Subject: Re: Please Revert newlock2
To: Bucky Katz <email@example.com>
From: Thor Lancelot Simon <firstname.lastname@example.org>
Date: 02/20/2007 23:44:44
On Tue, Feb 20, 2007 at 07:32:17PM -0800, Bucky Katz wrote:
> Simon Burge <simonb@NetBSD.org> writes:
> > Bucky Katz wrote:
> >> Simon Burge <simonb@NetBSD.org> writes:
> > What I meant with "... all of ..." was you didn't respond to any of
> > the reasons that Andy mentioned as to _why_ he didn't pursue SA any
> > longer and switched to a 1:1 model. You did reply to the rest of
> > his message.
> Since I haven't asked him to abandon 1:1, I didn't think there was
> anything there to respond to.
But putting the old SA code back into the kernel essentially means
abandoning all of the newlock2 work, because the old SA code has (among
other things) severe locking issues in its memory allocation (look at it;
they're obvious) and is unreasonably incestuous with the scheduler, as
well. Other changes in newlock2 that aren't reasonable to back out if
we want modern synchronization in our kernel and reasonable performance
on multiprocessors conflict with the way the old SA implementation was;
and nobody appears to want to rework SA -- not its author, not any of
the developers who previously contributed to it in any substantial way,
and (please correct me if I'm wrong) not even you.
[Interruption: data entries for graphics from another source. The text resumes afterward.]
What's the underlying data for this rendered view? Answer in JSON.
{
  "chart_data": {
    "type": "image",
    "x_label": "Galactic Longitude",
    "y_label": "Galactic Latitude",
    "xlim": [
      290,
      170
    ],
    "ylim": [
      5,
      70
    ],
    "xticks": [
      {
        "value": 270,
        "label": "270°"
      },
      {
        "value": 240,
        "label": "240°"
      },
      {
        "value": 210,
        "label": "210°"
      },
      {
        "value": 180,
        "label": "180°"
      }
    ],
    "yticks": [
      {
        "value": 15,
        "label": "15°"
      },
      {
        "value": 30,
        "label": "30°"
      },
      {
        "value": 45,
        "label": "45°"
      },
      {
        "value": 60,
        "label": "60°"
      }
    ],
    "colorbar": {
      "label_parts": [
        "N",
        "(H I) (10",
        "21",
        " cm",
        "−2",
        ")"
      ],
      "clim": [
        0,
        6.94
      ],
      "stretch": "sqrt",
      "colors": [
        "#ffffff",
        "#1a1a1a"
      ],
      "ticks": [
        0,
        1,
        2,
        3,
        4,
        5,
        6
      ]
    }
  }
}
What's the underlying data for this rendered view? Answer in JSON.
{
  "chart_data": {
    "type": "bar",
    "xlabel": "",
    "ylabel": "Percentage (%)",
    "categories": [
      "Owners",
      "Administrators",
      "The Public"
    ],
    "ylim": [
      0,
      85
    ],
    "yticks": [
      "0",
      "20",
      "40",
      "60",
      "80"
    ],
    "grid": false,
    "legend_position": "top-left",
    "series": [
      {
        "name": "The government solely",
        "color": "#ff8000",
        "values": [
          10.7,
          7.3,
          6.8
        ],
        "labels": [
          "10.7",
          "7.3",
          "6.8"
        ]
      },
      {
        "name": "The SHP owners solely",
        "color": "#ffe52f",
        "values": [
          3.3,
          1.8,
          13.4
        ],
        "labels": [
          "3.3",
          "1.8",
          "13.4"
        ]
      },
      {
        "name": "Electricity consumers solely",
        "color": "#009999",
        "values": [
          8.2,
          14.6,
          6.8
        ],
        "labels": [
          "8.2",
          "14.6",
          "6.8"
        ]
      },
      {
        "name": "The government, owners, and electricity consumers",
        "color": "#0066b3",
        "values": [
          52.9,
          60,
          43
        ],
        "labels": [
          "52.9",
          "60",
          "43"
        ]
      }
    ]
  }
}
Since nobody wants
to do this work, this option would seem guaranteed to leave either SA
or newlock2 broken forever.
Assuming the people trying to fix the ARM ports can get them to where
your hardware works again, some kind of benchmark showing the degradation
in the metrics you care about most might help show what needs to be done,
and how urgently, to restore performance for your application.